O confinamento, se será mantido ou permitido até determinada idade, assim como os pavimentos e o enriquecimento ambiental serão outras matérias reguladas.
Em relação aos suínos, regular “a velha questão do corte de cauda é a grande prioridade”, referiu, faltando saber se vai ser proibida tout court ou se existirão diretrizes sobre isto, assim como para outras mutilações.
As maternidades serão, igualmente, alvo de novas diretrizes, nomeadamente ao tempo de contenção das porcas e à delimitação do espaço, assim como os períodos de transição para a implementação das medidas reguladas.
Transporte: apostar na divisão de responsabilidades
As novas regras vão incidir igualmente sobre as condições do transporte animal, “considerada uma parte muito crítica de todo este processo”.
A ideia que está a ser debatida nos organismos europeus passa por “espalhar responsabilidades entre o detentor, o transportador e o organizador e, eventualmente, definir determinadas categorias de animais que não são aptos a ser transportados”, avançou Maria Jorge Correia.
A possibilidade de delimitação dos tempos de viagem é um ponto muito sensível para Portugal, que está num dos cantos da Europa, assim como a exportação para países terceiros. “Estamos a exportar animais para Israel e é algo muito importante para a nossa produção, mas há quem queira proibir esta exportação”, advertiu a oradora, acrescentando que a obrigatoriedade de melhoria das condições de transporte marítimo, rodoviário e aéreo também é tida como certa, assim como a revisão do sistema de formação de condutores.
Neste item, uma das questões críticas é a temperatura. A European Regional Science Association (ERSA) já publicou recomendações para as temperaturas durante o transporte e, por exemplo, para suínos recomenda o máximo de 25º C. “Com o registo de temperaturas cada vez mais elevadas, se tivermos de cumprir esta temperatura não nos será possível transportar animais durante seis meses do ano”, explicou Maria Jorge Correia.

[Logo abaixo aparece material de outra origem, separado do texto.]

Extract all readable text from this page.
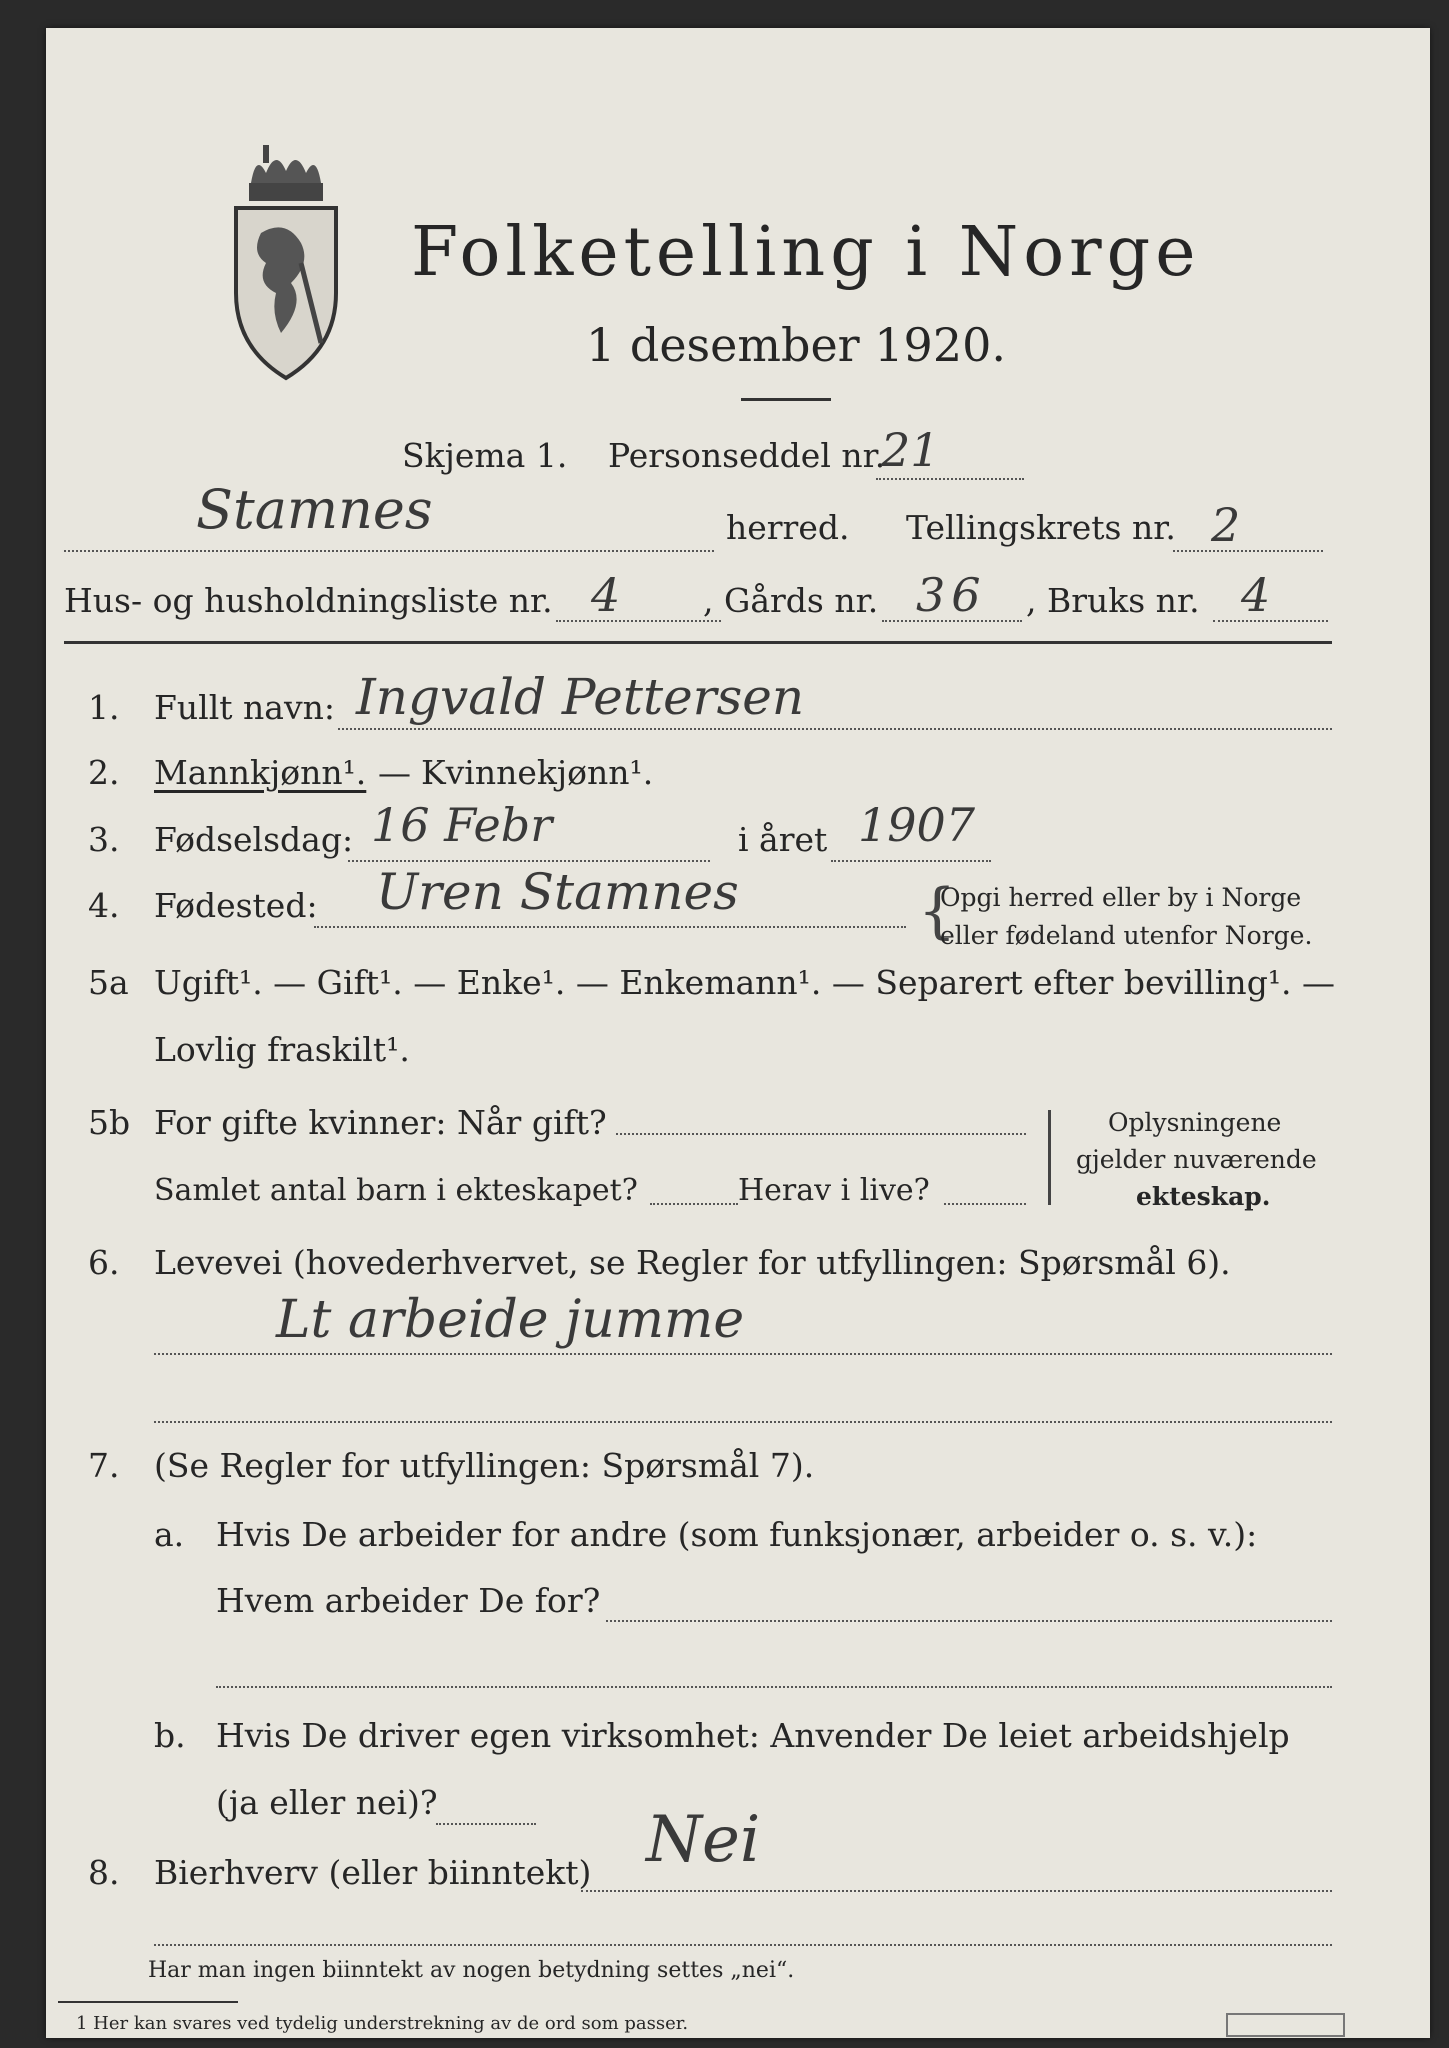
Folketelling i Norge
1 desember 1920.
Skjema 1. Personseddel nr.
21
Stamnes	herred. Tellingskrets nr. 2
Hus- og husholdningsliste nr. 4	, Gårds nr. 36 , Bruks nr. 4
1. Fullt navn: Ingvald Pettersen
2. Mannkjønn¹. — Kvinnekjønn¹.
3. Fødselsdag: 16 Febr	i året 1907
4. Fødested: Uren Stamnes	{
Opgi herred eller by i Norge
eller fødeland utenfor Norge.
5a Ugift¹. — Gift¹. — Enke¹. — Enkemann¹. — Separert efter bevilling¹. —
Lovlig fraskilt¹.
5b For gifte kvinner: Når gift?
Samlet antal barn i ekteskapet?	Herav i live?
Oplysningene
gjelder nuværende
ekteskap.
6. Levevei (hovederhvervet, se Regler for utfyllingen: Spørsmål 6).
Lt arbeide jumme
7. (Se Regler for utfyllingen: Spørsmål 7).
a. Hvis De arbeider for andre (som funksjonær, arbeider o. s. v.):
Hvem arbeider De for?
b. Hvis De driver egen virksomhet: Anvender De leiet arbeidshjelp
(ja eller nei)?
8. Bierhverv (eller biinntekt) Nei
Har man ingen biinntekt av nogen betydning settes „nei“.
1 Her kan svares ved tydelig understrekning av de ord som passer.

Sobre o abate, o que se discute é a proibição dos tanques de imersão para aves, a utilização de óxido de carbono para suínos, a necessidade de aprovação prévia de equipamento de atordoamento e a videovigilância nos matadouros.
A rotulagem de certificação em bem-estar animal também está em discussão e ainda “não se sabe se vai ser voluntária ou obrigatória” e se vai ter um ou vários níveis, como já acontece hoje com os ovos.
Certo é que, assegura Maria Jorge Correia, “a partir do final do ano vamos ter grandes desafios com esta legislação de bem-estar animal que, com certeza, vai ter impacto na produção, no transporte e no abate”. A responsável apelou para o trabalho em conjunto com todos os setores produtivos para que, em conjunto com a DGAV, possam ser apresentadas em Bruxelas propostas baseadas em factos concretos. “Contamos com o envolvimento de todos os stakeholders para este trabalho”, rematou.